If G has a Hamiltonian Path, then we can split A into two parts: the vertices in the path (thus, all of V) and everything else. The Hamiltonian Path has the consecutive ones property, just like we saw in the Consecutive Ones Submatrix problem. The other rows just map to disjoint paths of length 2 (two degree one edges connected by some vertex in V) so will be able to be rearranged.

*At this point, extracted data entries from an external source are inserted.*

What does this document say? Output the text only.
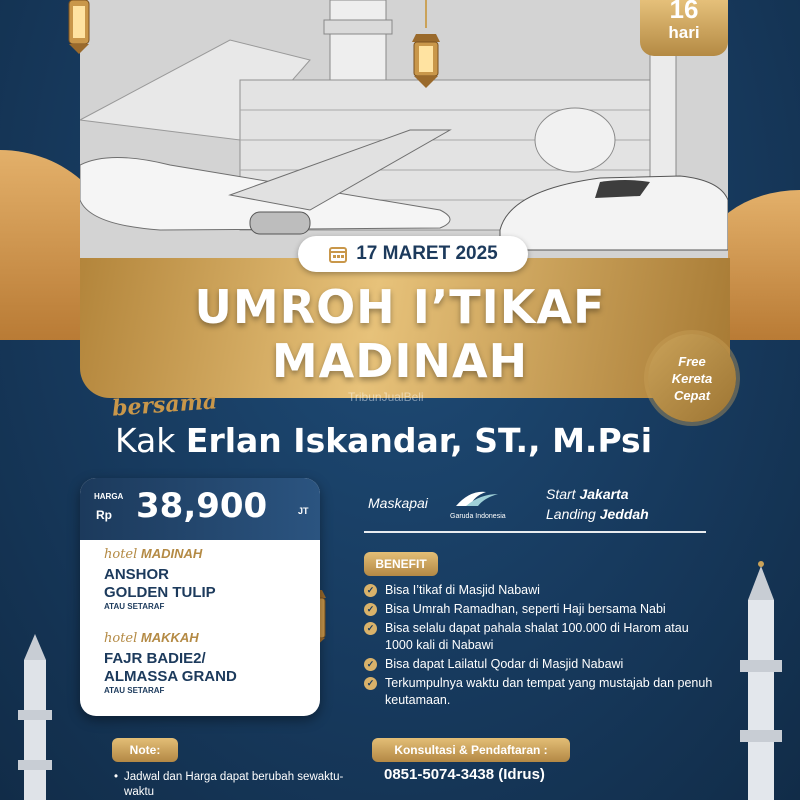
16
hari
17 MARET 2025
UMROH I’TIKAF
MADINAH
TribunJualBeli
Free
Kereta
Cepat
bersama
Kak Erlan Iskandar, ST., M.Psi
HARGA
Rp 38,900	JT
hotel MADINAH
ANSHOR
GOLDEN TULIP
ATAU SETARAF
hotel MAKKAH
FAJR BADIE2/
ALMASSA GRAND
ATAU SETARAF
Maskapai
Garuda Indonesia
Start Jakarta
Landing Jeddah
BENEFIT
✓ Bisa I’tikaf di Masjid Nabawi
✓ Bisa Umrah Ramadhan, seperti Haji bersama Nabi
✓ Bisa selalu dapat pahala shalat 100.000 di Harom atau 1000 kali di Nabawi
✓ Bisa dapat Lailatul Qodar di Masjid Nabawi
✓ Terkumpulnya waktu dan tempat yang mustajab dan penuh keutamaan.
Note:
• Jadwal dan Harga dapat berubah sewaktu-waktu
Konsultasi & Pendaftaran :
0851-5074-3438 (Idrus)
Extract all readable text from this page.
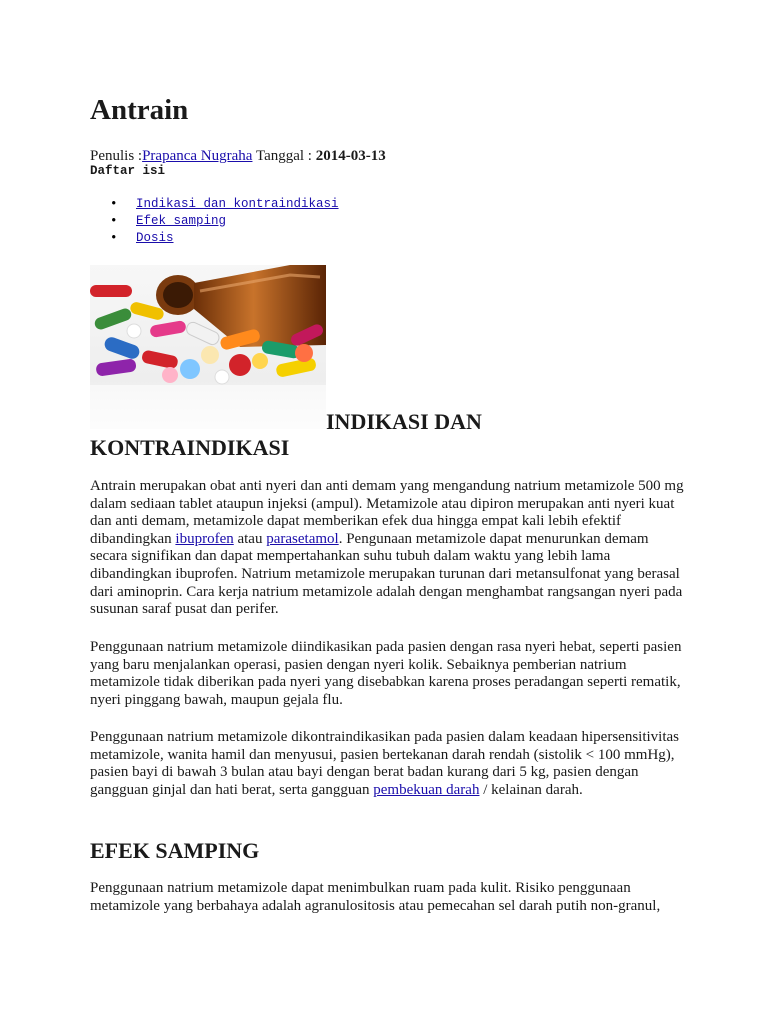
Antrain
Penulis :Prapanca Nugraha Tanggal : 2014-03-13
Daftar isi
• Indikasi dan kontraindikasi
• Efek samping
• Dosis
INDIKASI DAN
KONTRAINDIKASI

Antrain merupakan obat anti nyeri dan anti demam yang mengandung natrium metamizole 500 mg dalam sediaan tablet ataupun injeksi (ampul). Metamizole atau dipiron merupakan anti nyeri kuat dan anti demam, metamizole dapat memberikan efek dua hingga empat kali lebih efektif dibandingkan ibuprofen atau parasetamol. Pengunaan metamizole dapat menurunkan demam secara signifikan dan dapat mempertahankan suhu tubuh dalam waktu yang lebih lama dibandingkan ibuprofen. Natrium metamizole merupakan turunan dari metansulfonat yang berasal dari aminoprin. Cara kerja natrium metamizole adalah dengan menghambat rangsangan nyeri pada susunan saraf pusat dan perifer.

Penggunaan natrium metamizole diindikasikan pada pasien dengan rasa nyeri hebat, seperti pasien yang baru menjalankan operasi, pasien dengan nyeri kolik. Sebaiknya pemberian natrium metamizole tidak diberikan pada nyeri yang disebabkan karena proses peradangan seperti rematik, nyeri pinggang bawah, maupun gejala flu.

Penggunaan natrium metamizole dikontraindikasikan pada pasien dalam keadaan hipersensitivitas metamizole, wanita hamil dan menyusui, pasien bertekanan darah rendah (sistolik < 100 mmHg), pasien bayi di bawah 3 bulan atau bayi dengan berat badan kurang dari 5 kg, pasien dengan gangguan ginjal dan hati berat, serta gangguan pembekuan darah / kelainan darah.

EFEK SAMPING

Penggunaan natrium metamizole dapat menimbulkan ruam pada kulit. Risiko penggunaan metamizole yang berbahaya adalah agranulositosis atau pemecahan sel darah putih non-granul,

If A has a partition that works, then choose some vertex v in V. Suppose it ends up in A_{1}. We know that this vertex has degree 4. We also know that to satisfy the consecutive ones property, v needs to be adjacent to exactly 2 things in A_{1} and 2 things in A_{2} for the consecutive ones property to work out. The vertices in A_{1} need to form a chain of vertices all in V to make the consecutive ones property hold, so will form a Hamiltonian Path.

**Difficulty: **6. The paper glosses over a lot of detail, and I did to. For example, the paper says “Without loss of generality we may assume that V ∈ M_{1}” (the paper’s version of A_{1}. I don’t think it’s obvious at all that the entirety of V will end up all in one partition or the other. I think it’s true, but I think it needs more work from a student to explain why it works.